People with celiac disease may develop nutrient shortages when damage to the gut restricts the absorption of nutrients including B12, D, and K over time. A person may acquire iron deficiency anemia for the same cause. Celiac disease can cause damage to the large intestine as well as more subtle harm to other organs, in addition to starvation. (Medical News Today)
What to Eat and Avoid
Switching to a gluten-free diet dramatically improves symptoms for most people with celiac disease, and results can be seen in days or weeks. The small intestine normally recovers in 3–6 months in children. Adults may take several years to fully recover. The body can correctly absorb nutrients from food once the intestine has healed. In some parts of the world, where gluten-free choices are becoming more commonly available, following a gluten-free diet is easier than ever. The trick is to know which meals and ingested items, such as toothpaste, are gluten-free. A registered nutritionist can assist you.
Gluten is a protein found in wheat, rye, and barley. Gluten is found in most cereals, grains, and pasta, as well as many processed meals. It can also be found in beers and other grain-based alcoholic beverages. Gluten can be found in some surprising places, so it’s important to read labels.

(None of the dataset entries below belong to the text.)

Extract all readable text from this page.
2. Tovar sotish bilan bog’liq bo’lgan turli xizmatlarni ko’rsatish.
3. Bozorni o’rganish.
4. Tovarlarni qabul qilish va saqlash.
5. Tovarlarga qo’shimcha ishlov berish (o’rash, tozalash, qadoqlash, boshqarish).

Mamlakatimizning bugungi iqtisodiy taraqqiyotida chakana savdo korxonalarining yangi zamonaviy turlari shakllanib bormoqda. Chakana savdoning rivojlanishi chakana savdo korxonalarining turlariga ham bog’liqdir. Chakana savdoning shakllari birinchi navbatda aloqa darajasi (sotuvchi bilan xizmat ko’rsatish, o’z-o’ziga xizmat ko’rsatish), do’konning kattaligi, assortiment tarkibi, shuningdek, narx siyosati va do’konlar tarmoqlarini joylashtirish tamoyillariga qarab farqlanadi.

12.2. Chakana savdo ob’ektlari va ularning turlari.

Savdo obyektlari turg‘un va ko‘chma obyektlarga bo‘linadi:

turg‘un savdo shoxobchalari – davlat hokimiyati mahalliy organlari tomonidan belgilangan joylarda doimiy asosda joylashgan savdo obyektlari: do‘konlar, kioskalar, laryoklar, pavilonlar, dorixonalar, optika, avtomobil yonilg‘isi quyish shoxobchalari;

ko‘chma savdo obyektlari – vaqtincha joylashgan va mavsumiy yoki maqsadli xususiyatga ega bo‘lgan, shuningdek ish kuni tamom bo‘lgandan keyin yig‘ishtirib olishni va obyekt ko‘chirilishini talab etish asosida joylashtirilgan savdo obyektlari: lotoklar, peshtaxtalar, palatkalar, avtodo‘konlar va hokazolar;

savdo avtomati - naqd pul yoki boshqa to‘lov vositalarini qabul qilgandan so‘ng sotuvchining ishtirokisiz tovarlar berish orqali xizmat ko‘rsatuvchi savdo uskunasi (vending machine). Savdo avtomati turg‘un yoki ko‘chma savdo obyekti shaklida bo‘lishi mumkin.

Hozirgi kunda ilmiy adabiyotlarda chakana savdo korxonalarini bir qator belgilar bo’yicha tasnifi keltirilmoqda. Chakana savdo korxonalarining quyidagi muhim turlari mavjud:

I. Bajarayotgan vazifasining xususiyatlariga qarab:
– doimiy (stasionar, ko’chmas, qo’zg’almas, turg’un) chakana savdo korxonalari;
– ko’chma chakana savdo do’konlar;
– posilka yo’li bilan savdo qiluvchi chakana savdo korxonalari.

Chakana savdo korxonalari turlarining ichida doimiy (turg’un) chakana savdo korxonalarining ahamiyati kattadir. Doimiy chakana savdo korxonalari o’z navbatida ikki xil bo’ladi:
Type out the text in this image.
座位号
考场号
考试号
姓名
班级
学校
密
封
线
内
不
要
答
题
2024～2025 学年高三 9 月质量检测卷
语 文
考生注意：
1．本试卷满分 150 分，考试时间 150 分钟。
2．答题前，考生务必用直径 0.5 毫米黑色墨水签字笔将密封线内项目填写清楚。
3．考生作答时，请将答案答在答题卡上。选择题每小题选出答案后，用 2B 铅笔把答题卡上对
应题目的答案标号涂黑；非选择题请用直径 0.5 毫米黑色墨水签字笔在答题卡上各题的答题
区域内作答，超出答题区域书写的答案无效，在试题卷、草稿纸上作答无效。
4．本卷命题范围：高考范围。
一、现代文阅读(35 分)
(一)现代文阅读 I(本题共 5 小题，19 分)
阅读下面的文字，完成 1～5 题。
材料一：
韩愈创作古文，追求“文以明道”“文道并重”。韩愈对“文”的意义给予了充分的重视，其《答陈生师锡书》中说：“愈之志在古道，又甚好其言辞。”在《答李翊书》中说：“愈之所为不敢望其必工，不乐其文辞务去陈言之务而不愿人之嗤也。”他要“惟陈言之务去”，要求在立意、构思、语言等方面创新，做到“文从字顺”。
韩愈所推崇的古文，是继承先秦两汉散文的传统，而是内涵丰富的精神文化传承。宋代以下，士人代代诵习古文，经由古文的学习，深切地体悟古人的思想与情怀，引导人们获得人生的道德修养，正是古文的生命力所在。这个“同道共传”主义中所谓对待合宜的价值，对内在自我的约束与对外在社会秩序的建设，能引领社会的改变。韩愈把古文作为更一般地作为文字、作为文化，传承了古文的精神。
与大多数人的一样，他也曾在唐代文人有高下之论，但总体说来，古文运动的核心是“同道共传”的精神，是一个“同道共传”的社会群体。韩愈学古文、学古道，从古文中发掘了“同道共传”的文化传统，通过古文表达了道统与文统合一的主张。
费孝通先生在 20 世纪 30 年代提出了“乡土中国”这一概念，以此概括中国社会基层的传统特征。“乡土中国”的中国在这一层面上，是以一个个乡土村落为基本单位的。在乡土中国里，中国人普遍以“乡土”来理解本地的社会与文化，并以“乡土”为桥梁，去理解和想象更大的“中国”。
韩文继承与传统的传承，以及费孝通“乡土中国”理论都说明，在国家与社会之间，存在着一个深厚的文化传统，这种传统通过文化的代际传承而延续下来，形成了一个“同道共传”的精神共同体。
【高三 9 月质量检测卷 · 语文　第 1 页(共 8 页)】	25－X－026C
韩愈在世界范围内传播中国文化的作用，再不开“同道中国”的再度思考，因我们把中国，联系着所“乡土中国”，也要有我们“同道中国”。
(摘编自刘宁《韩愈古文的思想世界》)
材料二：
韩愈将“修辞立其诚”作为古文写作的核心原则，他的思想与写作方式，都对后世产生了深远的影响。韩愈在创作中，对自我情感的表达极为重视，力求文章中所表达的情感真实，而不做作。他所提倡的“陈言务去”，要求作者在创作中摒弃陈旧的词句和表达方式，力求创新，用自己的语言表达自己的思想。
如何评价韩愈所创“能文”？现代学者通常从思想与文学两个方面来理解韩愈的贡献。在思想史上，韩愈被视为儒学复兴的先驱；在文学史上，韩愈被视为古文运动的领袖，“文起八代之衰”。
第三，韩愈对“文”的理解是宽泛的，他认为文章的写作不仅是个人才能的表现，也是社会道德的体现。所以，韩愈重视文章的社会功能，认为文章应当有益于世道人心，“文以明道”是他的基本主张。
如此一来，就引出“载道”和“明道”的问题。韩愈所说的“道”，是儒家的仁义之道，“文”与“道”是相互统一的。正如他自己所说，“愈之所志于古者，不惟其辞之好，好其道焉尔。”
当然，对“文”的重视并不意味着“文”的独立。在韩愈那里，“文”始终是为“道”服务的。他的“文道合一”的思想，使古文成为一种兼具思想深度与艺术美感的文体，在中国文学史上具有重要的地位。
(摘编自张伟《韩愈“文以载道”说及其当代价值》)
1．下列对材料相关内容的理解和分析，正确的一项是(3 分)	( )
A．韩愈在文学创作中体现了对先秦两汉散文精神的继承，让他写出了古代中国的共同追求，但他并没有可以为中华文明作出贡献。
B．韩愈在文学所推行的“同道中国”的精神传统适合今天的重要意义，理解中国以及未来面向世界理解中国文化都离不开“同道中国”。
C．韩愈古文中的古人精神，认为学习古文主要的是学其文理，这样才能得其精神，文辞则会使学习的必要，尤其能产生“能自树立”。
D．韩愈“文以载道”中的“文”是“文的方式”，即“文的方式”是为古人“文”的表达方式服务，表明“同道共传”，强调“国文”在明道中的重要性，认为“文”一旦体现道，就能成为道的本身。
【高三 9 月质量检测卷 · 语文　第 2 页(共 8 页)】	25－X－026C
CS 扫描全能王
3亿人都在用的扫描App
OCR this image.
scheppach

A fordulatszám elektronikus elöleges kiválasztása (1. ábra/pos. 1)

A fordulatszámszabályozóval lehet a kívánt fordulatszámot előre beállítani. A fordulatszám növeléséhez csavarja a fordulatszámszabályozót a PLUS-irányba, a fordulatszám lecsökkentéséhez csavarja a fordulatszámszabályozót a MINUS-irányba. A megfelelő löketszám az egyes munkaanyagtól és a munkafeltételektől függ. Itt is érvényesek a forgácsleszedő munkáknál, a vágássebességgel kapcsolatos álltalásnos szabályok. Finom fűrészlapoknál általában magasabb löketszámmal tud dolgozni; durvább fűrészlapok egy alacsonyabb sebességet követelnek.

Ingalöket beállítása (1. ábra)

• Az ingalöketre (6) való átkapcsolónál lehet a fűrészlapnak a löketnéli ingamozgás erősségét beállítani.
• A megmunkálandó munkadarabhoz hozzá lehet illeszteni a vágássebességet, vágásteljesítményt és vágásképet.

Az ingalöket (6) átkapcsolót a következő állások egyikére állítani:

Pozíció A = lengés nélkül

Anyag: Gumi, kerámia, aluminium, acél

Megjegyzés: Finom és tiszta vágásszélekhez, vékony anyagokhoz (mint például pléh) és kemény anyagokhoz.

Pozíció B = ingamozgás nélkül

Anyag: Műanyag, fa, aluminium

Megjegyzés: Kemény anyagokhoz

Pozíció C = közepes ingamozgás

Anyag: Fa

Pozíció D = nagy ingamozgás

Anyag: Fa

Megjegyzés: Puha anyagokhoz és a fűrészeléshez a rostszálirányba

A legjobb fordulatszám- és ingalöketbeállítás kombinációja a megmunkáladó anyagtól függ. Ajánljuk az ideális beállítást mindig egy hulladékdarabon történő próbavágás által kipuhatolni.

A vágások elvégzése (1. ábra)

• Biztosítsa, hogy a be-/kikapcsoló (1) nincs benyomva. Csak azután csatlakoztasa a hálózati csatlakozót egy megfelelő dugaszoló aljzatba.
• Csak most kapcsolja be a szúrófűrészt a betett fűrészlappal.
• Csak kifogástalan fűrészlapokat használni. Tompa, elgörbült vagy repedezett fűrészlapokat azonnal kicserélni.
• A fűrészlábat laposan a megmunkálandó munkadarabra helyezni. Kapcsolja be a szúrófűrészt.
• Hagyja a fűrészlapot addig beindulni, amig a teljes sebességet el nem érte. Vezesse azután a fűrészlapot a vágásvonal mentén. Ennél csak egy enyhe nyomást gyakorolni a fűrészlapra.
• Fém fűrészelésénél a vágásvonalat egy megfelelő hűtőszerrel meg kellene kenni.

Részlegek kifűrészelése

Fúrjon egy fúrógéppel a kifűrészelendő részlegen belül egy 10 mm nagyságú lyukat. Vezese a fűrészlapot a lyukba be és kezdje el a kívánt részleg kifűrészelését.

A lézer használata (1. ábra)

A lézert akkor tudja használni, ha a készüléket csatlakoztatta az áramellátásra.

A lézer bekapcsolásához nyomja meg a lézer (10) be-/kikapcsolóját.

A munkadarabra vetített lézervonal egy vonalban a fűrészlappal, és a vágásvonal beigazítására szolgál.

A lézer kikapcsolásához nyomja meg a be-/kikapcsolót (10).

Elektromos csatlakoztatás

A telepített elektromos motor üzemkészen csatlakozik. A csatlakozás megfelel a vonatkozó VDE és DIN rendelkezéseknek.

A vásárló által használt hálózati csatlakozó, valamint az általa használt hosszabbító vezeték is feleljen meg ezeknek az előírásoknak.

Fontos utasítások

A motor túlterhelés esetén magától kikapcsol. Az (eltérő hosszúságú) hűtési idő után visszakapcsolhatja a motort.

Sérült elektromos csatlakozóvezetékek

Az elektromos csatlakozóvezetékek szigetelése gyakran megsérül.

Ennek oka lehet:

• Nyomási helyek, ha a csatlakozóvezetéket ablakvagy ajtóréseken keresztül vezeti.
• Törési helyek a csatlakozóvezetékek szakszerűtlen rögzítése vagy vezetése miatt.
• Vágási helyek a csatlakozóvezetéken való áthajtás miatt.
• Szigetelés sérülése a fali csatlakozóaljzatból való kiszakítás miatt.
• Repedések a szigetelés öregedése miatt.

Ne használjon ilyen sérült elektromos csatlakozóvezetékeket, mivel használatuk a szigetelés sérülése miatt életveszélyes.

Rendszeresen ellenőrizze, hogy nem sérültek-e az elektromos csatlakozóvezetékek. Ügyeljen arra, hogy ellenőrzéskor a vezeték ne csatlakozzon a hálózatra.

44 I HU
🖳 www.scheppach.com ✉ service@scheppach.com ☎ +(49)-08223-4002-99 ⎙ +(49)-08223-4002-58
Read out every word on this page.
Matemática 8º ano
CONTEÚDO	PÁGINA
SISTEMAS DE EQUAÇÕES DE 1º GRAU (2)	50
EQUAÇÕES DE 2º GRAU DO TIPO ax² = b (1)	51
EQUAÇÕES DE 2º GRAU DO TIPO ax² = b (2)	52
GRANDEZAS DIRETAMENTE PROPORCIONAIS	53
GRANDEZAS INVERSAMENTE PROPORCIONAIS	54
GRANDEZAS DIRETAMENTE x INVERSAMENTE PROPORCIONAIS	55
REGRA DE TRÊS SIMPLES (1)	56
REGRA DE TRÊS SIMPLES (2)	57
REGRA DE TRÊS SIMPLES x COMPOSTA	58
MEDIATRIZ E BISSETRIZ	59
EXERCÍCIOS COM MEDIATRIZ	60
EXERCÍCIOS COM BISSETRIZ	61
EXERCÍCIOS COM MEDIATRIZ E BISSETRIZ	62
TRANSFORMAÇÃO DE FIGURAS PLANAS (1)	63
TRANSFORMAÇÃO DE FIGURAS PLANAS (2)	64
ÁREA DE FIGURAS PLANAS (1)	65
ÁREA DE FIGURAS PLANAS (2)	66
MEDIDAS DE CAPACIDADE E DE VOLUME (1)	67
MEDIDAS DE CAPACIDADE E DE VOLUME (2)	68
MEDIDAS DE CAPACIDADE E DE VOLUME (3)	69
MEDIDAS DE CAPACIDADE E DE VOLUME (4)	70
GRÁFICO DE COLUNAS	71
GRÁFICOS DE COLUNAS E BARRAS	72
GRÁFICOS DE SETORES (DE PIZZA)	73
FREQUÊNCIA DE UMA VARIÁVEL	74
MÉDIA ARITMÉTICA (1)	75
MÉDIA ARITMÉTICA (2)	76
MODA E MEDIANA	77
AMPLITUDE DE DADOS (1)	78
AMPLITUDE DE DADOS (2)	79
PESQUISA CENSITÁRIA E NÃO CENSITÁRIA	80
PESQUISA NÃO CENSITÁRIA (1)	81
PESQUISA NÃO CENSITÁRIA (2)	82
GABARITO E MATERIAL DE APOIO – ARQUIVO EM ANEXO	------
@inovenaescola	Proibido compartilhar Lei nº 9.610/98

Foods that are gluten-free include fruits and vegetables, as well as meat and fish, some grains, such as rice, amaranth, quinoa, and buckwheat rice flour, cereals such as corn, millet, sorghum, and teff gluten-free pasta, bread, baked goods, and other products labelled ‘gluten-free’. (Medical News Day)
So if you think you might have celiac disease or gluten intolerance, it’s important to get checked out by a doctor. The sooner you know for sure what’s going on, the sooner you can start getting treatment and feeling better. There are risks associated with both celiac disease and gluten intolerance, but with the right diagnosis and treatment, most people can manage their symptoms and live relatively normal lives.
“Celiac Disease | Gluten Intolerance.” MedlinePlus, U.S. National Library of Medicine, 17 Mar. 2022, medlineplus.gov/celiacdisease.html.
“Celiac Disease: Symptoms, Diagnosis, Diet, and Treatment.” Medical News Today, MediLexicon International, www.medicalnewstoday.com/articles/38085.